KUALA LUMPUR (June 26): Resolutions passed at yesterday’s annual general meeting of FGV Holdings Bhd are clear signals that the major shareholders want the Board of Directors to be more serious about implementing the company’s transformation plan, said the Felda NGOs National Council (MPNF).
Council chairman Datuk Mazlan Aliman said all Board members should redouble efforts to ensure shareholders receive higher dividends.
They should also work to ensure FGV’s share price recovers to at least the 2012 flotation price of RM4.55, which at the time made it the world’s second biggest initial public offering after Facebook.
Mazlan explained that shareholders were unhappy with FGV’s financial performance since its flotation on Bursa Malaysia, with the shares currently being traded at RM1.15.
“With the company operating at a loss, the Board of Directors and management should make sacrifices in order to revive FGV.
“If they are unable to rise to the challenge, they should give the opportunity to new faces to take over the management of FGV,” he said when contacted by Bernama today.
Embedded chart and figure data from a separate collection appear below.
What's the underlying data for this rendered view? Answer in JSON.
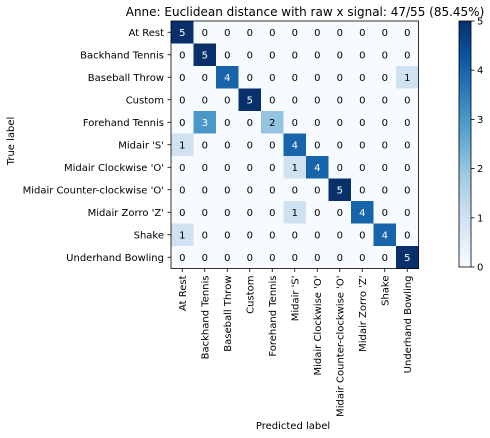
{
  "chart_data": {
    "type": "heatmap",
    "title": "Anne: Euclidean distance with raw x signal: 47/55 (85.45%)",
    "xlabel": "Predicted label",
    "ylabel": "True label",
    "row_labels": [
      "At Rest",
      "Backhand Tennis",
      "Baseball Throw",
      "Custom",
      "Forehand Tennis",
      "Midair 'S'",
      "Midair Clockwise 'O'",
      "Midair Counter-clockwise 'O'",
      "Midair Zorro 'Z'",
      "Shake",
      "Underhand Bowling"
    ],
    "col_labels": [
      "At Rest",
      "Backhand Tennis",
      "Baseball Throw",
      "Custom",
      "Forehand Tennis",
      "Midair 'S'",
      "Midair Clockwise 'O'",
      "Midair Counter-clockwise 'O'",
      "Midair Zorro 'Z'",
      "Shake",
      "Underhand Bowling"
    ],
    "values": [
      [
        5,
        0,
        0,
        0,
        0,
        0,
        0,
        0,
        0,
        0,
        0
      ],
      [
        0,
        5,
        0,
        0,
        0,
        0,
        0,
        0,
        0,
        0,
        0
      ],
      [
        0,
        0,
        4,
        0,
        0,
        0,
        0,
        0,
        0,
        0,
        1
      ],
      [
        0,
        0,
        0,
        5,
        0,
        0,
        0,
        0,
        0,
        0,
        0
      ],
      [
        0,
        3,
        0,
        0,
        2,
        0,
        0,
        0,
        0,
        0,
        0
      ],
      [
        1,
        0,
        0,
        0,
        0,
        4,
        0,
        0,
        0,
        0,
        0
      ],
      [
        0,
        0,
        0,
        0,
        0,
        1,
        4,
        0,
        0,
        0,
        0
      ],
      [
        0,
        0,
        0,
        0,
        0,
        0,
        0,
        5,
        0,
        0,
        0
      ],
      [
        0,
        0,
        0,
        0,
        0,
        1,
        0,
        0,
        4,
        0,
        0
      ],
      [
        1,
        0,
        0,
        0,
        0,
        0,
        0,
        0,
        0,
        4,
        0
      ],
      [
        0,
        0,
        0,
        0,
        0,
        0,
        0,
        0,
        0,
        0,
        5
      ]
    ],
    "vmin": 0,
    "vmax": 5,
    "colorbar_ticks": [
      0,
      1,
      2,
      3,
      4,
      5
    ],
    "colormap": "Blues",
    "colormap_stops": [
      "#f7fbff",
      "#deebf7",
      "#c6dbef",
      "#9ecae1",
      "#6baed6",
      "#4292c6",
      "#2171b5",
      "#08519c",
      "#08306b"
    ]
  }
}
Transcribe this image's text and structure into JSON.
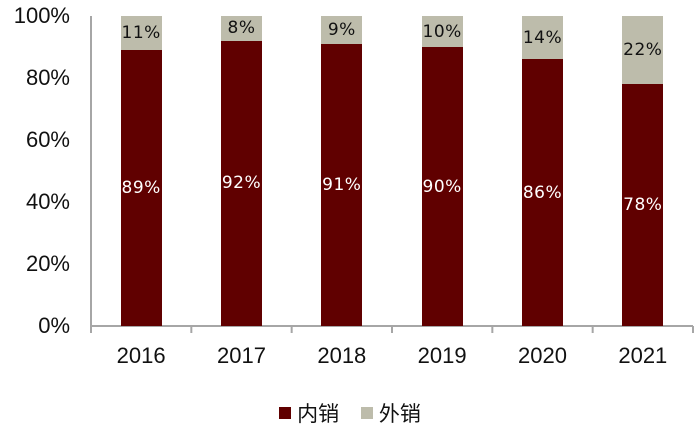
{
  "chart_data": {
    "type": "bar",
    "stacked": true,
    "percent_stacked": true,
    "title": "",
    "xlabel": "",
    "ylabel": "",
    "ylim": [
      0,
      100
    ],
    "yticks": [
      "0%",
      "20%",
      "40%",
      "60%",
      "80%",
      "100%"
    ],
    "categories": [
      "2016",
      "2017",
      "2018",
      "2019",
      "2020",
      "2021"
    ],
    "series": [
      {
        "name": "内销",
        "color": "#600000",
        "label_color": "#ffffff",
        "values": [
          89,
          92,
          91,
          90,
          86,
          78
        ],
        "labels": [
          "89%",
          "92%",
          "91%",
          "90%",
          "86%",
          "78%"
        ]
      },
      {
        "name": "外销",
        "color": "#bdbcab",
        "label_color": "#111111",
        "values": [
          11,
          8,
          9,
          10,
          14,
          22
        ],
        "labels": [
          "11%",
          "8%",
          "9%",
          "10%",
          "14%",
          "22%"
        ]
      }
    ],
    "legend_position": "bottom",
    "grid": false
  }
}
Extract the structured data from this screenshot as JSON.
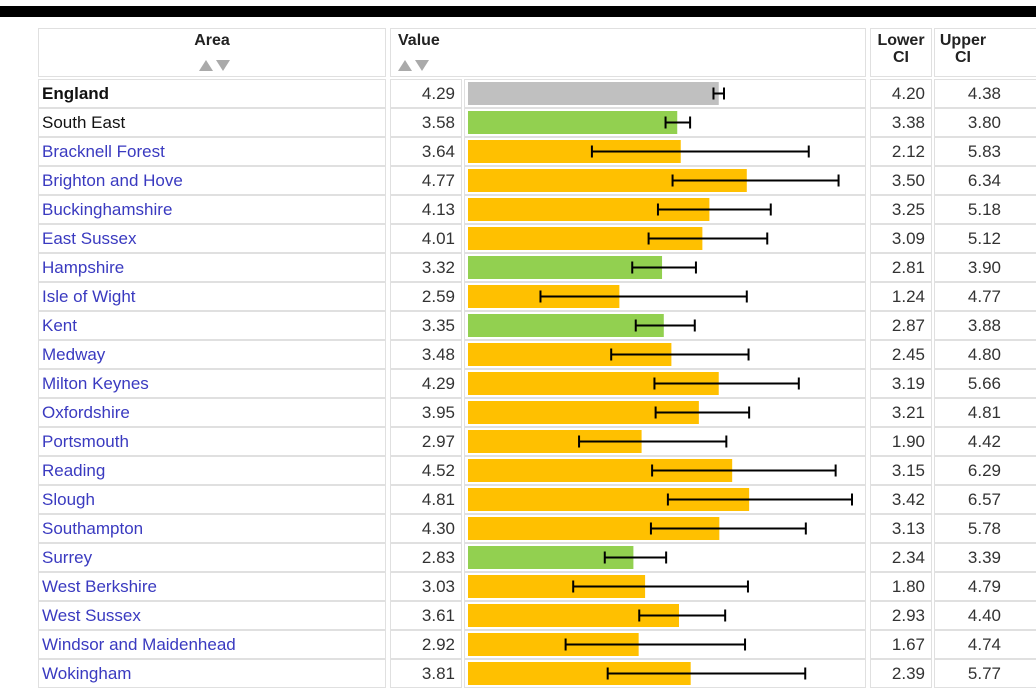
{
  "table": {
    "headers": {
      "area": "Area",
      "value": "Value",
      "lower": "Lower CI",
      "upper": "Upper CI"
    },
    "rows": [
      {
        "area": "England",
        "value": "4.29",
        "lower": "4.20",
        "upper": "4.38",
        "color": "#c0c0c0"
      },
      {
        "area": "South East",
        "value": "3.58",
        "lower": "3.38",
        "upper": "3.80",
        "color": "#92d050"
      },
      {
        "area": "Bracknell Forest",
        "value": "3.64",
        "lower": "2.12",
        "upper": "5.83",
        "color": "#ffc000"
      },
      {
        "area": "Brighton and Hove",
        "value": "4.77",
        "lower": "3.50",
        "upper": "6.34",
        "color": "#ffc000"
      },
      {
        "area": "Buckinghamshire",
        "value": "4.13",
        "lower": "3.25",
        "upper": "5.18",
        "color": "#ffc000"
      },
      {
        "area": "East Sussex",
        "value": "4.01",
        "lower": "3.09",
        "upper": "5.12",
        "color": "#ffc000"
      },
      {
        "area": "Hampshire",
        "value": "3.32",
        "lower": "2.81",
        "upper": "3.90",
        "color": "#92d050"
      },
      {
        "area": "Isle of Wight",
        "value": "2.59",
        "lower": "1.24",
        "upper": "4.77",
        "color": "#ffc000"
      },
      {
        "area": "Kent",
        "value": "3.35",
        "lower": "2.87",
        "upper": "3.88",
        "color": "#92d050"
      },
      {
        "area": "Medway",
        "value": "3.48",
        "lower": "2.45",
        "upper": "4.80",
        "color": "#ffc000"
      },
      {
        "area": "Milton Keynes",
        "value": "4.29",
        "lower": "3.19",
        "upper": "5.66",
        "color": "#ffc000"
      },
      {
        "area": "Oxfordshire",
        "value": "3.95",
        "lower": "3.21",
        "upper": "4.81",
        "color": "#ffc000"
      },
      {
        "area": "Portsmouth",
        "value": "2.97",
        "lower": "1.90",
        "upper": "4.42",
        "color": "#ffc000"
      },
      {
        "area": "Reading",
        "value": "4.52",
        "lower": "3.15",
        "upper": "6.29",
        "color": "#ffc000"
      },
      {
        "area": "Slough",
        "value": "4.81",
        "lower": "3.42",
        "upper": "6.57",
        "color": "#ffc000"
      },
      {
        "area": "Southampton",
        "value": "4.30",
        "lower": "3.13",
        "upper": "5.78",
        "color": "#ffc000"
      },
      {
        "area": "Surrey",
        "value": "2.83",
        "lower": "2.34",
        "upper": "3.39",
        "color": "#92d050"
      },
      {
        "area": "West Berkshire",
        "value": "3.03",
        "lower": "1.80",
        "upper": "4.79",
        "color": "#ffc000"
      },
      {
        "area": "West Sussex",
        "value": "3.61",
        "lower": "2.93",
        "upper": "4.40",
        "color": "#ffc000"
      },
      {
        "area": "Windsor and Maidenhead",
        "value": "2.92",
        "lower": "1.67",
        "upper": "4.74",
        "color": "#ffc000"
      },
      {
        "area": "Wokingham",
        "value": "3.81",
        "lower": "2.39",
        "upper": "5.77",
        "color": "#ffc000"
      }
    ]
  }
}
At the AGM, three major shareholders of FGV — the Federal Land Development Authority (Felda), Koperasi Permodalan Felda and the Armed Forces Fund Board — rejected resolutions pertaining to the payment of fees and benefits to the company’s Board members.
Mazlan said the proposed RM1.95 million fee payable to the Board chairman or a total of RM5.74 milion to the Board of Directors is relatively high for a company that suffered a loss of nearly RM1 billion last year.
He said the entire Felda community appreciates the contributions and initiatives of the Board of Directors over the last one and a half years, but they should understand the time, family life and financial sacrifices made by Felda’s first- and second-generation settlers as well as employees of the Felda group of companies to turn FGV into what it is now.